Section 2 – Permanently Excluded Pupils.
Following a permanent exclusion, the LA must find suitable full-time educational placement with minimum disruption to the education of the pupil by:
- Following the normal process laid down in exclusions guidance.
- Ensuring the implementation of appropriate educational provision at the PRUs
- Referring cases to a Fair Access Board (FAB) which would meet regularly and which would consider the most appropriate placement for the pupil (including alternative provision for those pupils for whom mainstream and/or PRU placement is not appropriate), the reintegration process and ongoing support and intervention. All schools, academies, free schools and UTCs will be invited to the relevant area FAB meeting (North/ South)

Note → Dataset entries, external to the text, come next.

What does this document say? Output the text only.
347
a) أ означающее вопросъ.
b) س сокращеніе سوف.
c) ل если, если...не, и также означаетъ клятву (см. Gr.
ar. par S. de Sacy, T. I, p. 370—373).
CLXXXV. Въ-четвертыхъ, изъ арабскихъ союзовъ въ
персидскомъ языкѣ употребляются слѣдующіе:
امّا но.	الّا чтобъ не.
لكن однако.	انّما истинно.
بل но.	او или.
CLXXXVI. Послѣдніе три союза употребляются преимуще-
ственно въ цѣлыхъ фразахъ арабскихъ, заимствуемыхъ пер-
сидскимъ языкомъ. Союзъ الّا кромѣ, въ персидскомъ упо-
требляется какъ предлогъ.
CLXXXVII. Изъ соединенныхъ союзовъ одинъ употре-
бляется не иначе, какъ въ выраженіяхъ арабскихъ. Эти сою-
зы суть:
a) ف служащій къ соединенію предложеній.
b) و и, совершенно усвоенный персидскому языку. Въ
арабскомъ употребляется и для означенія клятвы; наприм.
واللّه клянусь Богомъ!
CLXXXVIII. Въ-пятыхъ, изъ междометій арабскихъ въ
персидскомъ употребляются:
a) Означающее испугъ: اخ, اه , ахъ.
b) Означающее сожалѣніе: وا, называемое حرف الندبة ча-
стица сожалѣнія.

Section 3 - Children who require reintegration into mainstream school, children with no school place and children faced with barriers to education
An initial check will be made to ensure that the child has not previously been permanently excluded from their last school in which case their admission will be managed as per (2) above. Where a permanent exclusion does not apply, the application will be managed by the LA according to the in year admission policy. If there is a place available at one of the preferences and/ or at an appropriate non – preferences school, allocation can be made within that process and the allocation agreed with the appropriate admission authority Where the in year admissions process does not immediately identify an appropriate school to approach, the LA will review all locally available places prior to approaching the most appropriate school, requesting that the school admit above the admission number. In this instance, a priority order will be considered:
- Closest catchment school
- Closest school (if not catchment)
- Other catchment school(s) in distance order
- Next nearest non-catchment school At each step if the child’s records include evidence of persistent, disruptive behaviour, admission will not be made to a school in special measures. The LA may refer cases to the FAB meeting where no local school place can be identified for decision. The maximum any school would be asked to admit is one child in 30 of the admission number (i.e. one child per class of intake per academic year) for example with an Admission of 180, the maximum the LA would ask a school to admit up to is 6 extra). If any school is already at, or above, this number (for example, as a result of appeals) then the LA will place the child (with transport, if necessary) at the next nearest school and advise the parent of their right of appeal. Following this process will ensure that where the case falls within the transport policy, transport entitlement will match the allocation.